Después de cinco horas charlando y haciendo todo lo posible para ser la dama de honor perfecta, la recepción iba llegando a su fin. Me había ganado con creces mi noche de fiesta en Las Vegas. Había evitado a Ben y a mi madre gracias a que no me quedé mucho tiempo en ningún lugar en concreto, aunque he de reconocer que también ayudó el intento de mantener bajo control a los sobrinos y sobrinas de Mal.
Después de aquello me juré a mí misma que nunca, jamás de los jamases, tendría hijos. Sí, seguro que trabajar con ellos estaba fenomenal, pero también quería descansar al terminar mi jornada laboral. Podían ser un encanto, pero también unos auténticos psicópatas. Estaba convencida de que a Mal le incluirían en la factura al menos una de las preciosas sillas forradas con tela de Jacquard. Traté de quitar, sin suerte, el dibujo que uno de ellos hizo con el dedo lleno de paté. El «artista» todavía seguía escondido debajo de una mesa del pasillo.
Debido a la hora tardía, la deliciosa comida que habían servido y el carísimo alcohol que corría libremente, algunas de las parejas empezaban a mostrarse excesivamente cariñosas. En cuanto a mí, ¡estaba lista para salir de marcha!
—Estamos a punto de escaparnos —me informó Anne, agarrándome del codo con una mano. La otra mano la tenía ocupada alrededor del cuello de su marido.
—Ya me lo imaginaba —ironicé—. El tipo que tienes pegado como una lapa me ha abierto los ojos.
Mal no se molestó en detenerse un segundo para tomar aire, sino que siguió mordisqueando la oreja de Anne. Aunque sí que es cierto que masculló unas palabras absolutamente incomprensibles.
—¿Qué ha dicho? —pregunté.
—Dice que tenemos que ir a consumar nuestro matrimonio —explicó Anne.
—Por supuesto. Pasadlo bien.
—Lo haremos.
Más incoherencias del hombre pegado a la oreja.
—Creía que sería una sorpresa para cuando volviera —replicó Anne.
Por fin Mal se separó de la oreja de mi hermana.
—Pero es tan increíble. «Yo» soy tan increíble. Se merece saber lo que es.
—Es tu regalo, así que tú decides. Díselo si quieres —se rio Anne.
Mal esbozó una sonrisa tan deslumbrante que temí terminar ciega.
—Te he comprado un Mustang GT de 1967 azul celeste por tu cumpleaños.
—¿En serio? —grité extasiada.
—Por supuesto. ¿A que soy el mejor? ¡Oh, Dios mío! ¡Soy la hostia! Nunca dejo de sorprenderme a mí mismo. Choca esos cinco, hermanita. —Levantó la mano.
Chocamos las palmas con entusiasmo.
—¡Vaya pedazo de regalo, Mal!
—Lo sé.
—Muchas, muchas gracias.
—No es nada —dijo moviendo la mano para restarle importancia—. De verdad.
Anne era la que parecía menos contenta.
—¿Le has comprado a Lizzy un vehículo tan potente? A mí me compraste un Prius.
Mal le enmarcó el rostro con las manos y le hizo un puchero.

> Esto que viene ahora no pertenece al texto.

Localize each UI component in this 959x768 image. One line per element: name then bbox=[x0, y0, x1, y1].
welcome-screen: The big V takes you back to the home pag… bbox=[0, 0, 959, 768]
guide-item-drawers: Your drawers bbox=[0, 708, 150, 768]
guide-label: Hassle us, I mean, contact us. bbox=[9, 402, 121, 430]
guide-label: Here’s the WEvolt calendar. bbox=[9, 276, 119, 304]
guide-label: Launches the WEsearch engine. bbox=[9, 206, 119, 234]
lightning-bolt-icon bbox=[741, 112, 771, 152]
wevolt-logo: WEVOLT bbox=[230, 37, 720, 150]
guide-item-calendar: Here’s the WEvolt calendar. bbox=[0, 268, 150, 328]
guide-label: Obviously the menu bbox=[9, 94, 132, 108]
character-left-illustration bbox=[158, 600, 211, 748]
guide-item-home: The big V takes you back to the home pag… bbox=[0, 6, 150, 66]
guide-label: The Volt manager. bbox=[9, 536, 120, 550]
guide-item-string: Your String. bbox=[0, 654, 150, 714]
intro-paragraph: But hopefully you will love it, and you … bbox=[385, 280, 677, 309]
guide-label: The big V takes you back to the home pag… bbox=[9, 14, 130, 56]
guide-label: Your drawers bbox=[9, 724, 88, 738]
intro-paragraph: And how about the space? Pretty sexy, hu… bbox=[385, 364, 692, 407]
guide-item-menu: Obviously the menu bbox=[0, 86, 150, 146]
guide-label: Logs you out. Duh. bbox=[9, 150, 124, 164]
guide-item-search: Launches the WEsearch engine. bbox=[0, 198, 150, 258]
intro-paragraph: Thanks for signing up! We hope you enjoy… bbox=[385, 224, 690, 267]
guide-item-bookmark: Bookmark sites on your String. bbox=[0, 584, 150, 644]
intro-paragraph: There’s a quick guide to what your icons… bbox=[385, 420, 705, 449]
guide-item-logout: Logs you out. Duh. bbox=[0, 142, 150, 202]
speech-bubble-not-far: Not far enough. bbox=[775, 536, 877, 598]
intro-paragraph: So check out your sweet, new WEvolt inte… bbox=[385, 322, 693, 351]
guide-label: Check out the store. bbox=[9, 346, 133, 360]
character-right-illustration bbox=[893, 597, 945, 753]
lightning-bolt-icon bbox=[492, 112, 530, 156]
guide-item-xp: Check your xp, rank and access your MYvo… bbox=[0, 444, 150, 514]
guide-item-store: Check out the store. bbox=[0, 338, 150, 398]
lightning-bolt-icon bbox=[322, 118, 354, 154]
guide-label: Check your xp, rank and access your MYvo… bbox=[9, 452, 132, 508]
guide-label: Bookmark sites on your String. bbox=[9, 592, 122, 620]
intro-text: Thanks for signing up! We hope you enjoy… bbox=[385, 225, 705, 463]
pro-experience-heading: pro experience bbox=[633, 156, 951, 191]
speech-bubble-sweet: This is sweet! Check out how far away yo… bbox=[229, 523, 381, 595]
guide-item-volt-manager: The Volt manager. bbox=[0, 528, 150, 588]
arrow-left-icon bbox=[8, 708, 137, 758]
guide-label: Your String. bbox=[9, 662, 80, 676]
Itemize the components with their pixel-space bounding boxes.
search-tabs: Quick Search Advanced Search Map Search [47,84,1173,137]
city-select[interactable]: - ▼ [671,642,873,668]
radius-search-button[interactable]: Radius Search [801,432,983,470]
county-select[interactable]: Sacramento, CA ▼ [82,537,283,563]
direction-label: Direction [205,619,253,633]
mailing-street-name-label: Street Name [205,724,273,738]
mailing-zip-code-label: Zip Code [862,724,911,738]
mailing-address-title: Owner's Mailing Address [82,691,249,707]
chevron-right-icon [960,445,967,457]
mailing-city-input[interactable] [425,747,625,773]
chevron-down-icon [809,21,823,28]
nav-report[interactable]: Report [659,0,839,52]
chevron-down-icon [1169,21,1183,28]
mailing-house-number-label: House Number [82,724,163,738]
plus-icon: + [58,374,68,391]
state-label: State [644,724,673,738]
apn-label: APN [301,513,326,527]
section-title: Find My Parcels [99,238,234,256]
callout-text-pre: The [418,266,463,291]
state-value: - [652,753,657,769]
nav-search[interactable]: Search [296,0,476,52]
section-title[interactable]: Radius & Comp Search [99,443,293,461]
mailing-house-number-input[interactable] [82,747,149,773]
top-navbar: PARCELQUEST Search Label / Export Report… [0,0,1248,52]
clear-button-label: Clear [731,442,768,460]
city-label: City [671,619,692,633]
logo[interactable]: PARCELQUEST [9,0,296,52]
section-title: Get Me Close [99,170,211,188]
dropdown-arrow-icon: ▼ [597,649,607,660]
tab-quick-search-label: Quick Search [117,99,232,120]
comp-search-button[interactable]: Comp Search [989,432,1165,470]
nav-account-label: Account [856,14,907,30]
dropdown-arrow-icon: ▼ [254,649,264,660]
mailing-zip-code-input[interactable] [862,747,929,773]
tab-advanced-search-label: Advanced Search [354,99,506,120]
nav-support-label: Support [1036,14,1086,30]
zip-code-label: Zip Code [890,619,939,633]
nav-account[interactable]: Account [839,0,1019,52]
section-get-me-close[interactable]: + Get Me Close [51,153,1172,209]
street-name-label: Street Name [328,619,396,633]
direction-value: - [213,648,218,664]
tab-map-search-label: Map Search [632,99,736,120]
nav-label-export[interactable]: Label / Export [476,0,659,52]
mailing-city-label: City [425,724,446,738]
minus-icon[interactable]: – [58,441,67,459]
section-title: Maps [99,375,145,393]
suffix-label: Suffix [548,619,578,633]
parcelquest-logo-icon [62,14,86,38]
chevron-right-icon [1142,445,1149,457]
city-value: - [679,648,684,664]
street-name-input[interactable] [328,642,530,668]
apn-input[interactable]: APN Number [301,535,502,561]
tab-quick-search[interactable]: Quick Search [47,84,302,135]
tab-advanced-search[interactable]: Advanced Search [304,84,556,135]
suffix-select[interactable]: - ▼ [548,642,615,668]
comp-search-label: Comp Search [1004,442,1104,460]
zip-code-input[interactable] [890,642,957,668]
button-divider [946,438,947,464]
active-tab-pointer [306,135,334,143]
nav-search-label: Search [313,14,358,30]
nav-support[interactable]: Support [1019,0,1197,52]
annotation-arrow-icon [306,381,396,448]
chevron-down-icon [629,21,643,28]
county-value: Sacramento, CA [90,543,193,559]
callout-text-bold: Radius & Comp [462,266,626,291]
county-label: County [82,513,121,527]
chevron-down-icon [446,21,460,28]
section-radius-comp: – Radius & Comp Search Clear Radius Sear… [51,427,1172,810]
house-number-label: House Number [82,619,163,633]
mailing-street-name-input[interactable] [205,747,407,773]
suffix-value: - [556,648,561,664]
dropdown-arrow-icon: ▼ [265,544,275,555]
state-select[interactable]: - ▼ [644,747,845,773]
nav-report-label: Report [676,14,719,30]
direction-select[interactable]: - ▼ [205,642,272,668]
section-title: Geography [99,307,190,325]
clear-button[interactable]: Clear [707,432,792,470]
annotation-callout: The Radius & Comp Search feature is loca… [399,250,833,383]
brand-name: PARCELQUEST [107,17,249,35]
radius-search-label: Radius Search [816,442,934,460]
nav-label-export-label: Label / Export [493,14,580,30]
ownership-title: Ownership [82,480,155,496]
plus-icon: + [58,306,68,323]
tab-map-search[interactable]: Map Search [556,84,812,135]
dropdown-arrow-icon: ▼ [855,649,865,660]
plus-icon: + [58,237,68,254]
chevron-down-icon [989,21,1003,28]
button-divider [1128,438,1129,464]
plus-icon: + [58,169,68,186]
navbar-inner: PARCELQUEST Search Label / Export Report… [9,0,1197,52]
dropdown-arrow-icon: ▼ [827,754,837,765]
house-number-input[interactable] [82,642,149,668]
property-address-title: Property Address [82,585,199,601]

—Porque tú eres mi Princesa Calabaza Prius. Las chicas como tú no conducen vehículos de gran cilindrada.
—¿Las chicas como yo?
—Las chicas preciosas, inteligentes y buenas como tú que nunca se saltan un semáforo y todo ese rollo. Además, me tienes a mí. No necesitas más potencia en tu vida.
Anne no parecía precisamente convencida, pero después de otro beso apasionado, terminó cediendo.
—¿Qué vas a hacer esta noche? —me preguntó al cabo de unos segundos.
—Había pensado en salir a bailar y divertirme un rato —dije emocionada, balanceándome sobre los talones. «Las Vegas, allá voy»—. Quiero hacer buen uso de mi carné de adulta.
La sonrisa se desvaneció un poco.
—Sí, es verdad. Mira, Sam también está pensando en ir a un par de bares a tomar algo. ¿Te importaría mucho que te acompañara?
Oh, oh.
—¿Sam, el de seguridad?
—Sí. —Durante un instante, echó un vistazo a su alrededor para no tener que mirarme a los ojos—. Te prometo que no te molestará. Es un gran hombre. Además, salir sola por Las Vegas tampoco es muy buena idea. No te importa, ¿verdad? No hará nada que te incomode, en serio.
—No, tranquila, no me importa.
—Bien. —Que aceptara la dejó mucho más tranquila. Se apoyó contra Mal—. Por cierto, creo que ya han subido tu equipaje a la suite del ático. ¿Tienes la llave?
—Sí. Está todo controlado.
—Y si tienes que ir a cualquier sitio, ten cuidado no te vayas a perder en el hotel. Es gigantesco.
—Estaré perfectamente. Ve a divertirte con tu marido. —Le di un ligero beso en la mejilla—. Felicidades. Ha sido una boda maravillosa. Estabas guapísima.
—¿Y yo? —preguntó Mal.
—Preciosísimo. —Le di una palmada en la cabeza—. ¡Hasta luego!
Tenía un hombre que olvidar y toda una ciudad para descubrir.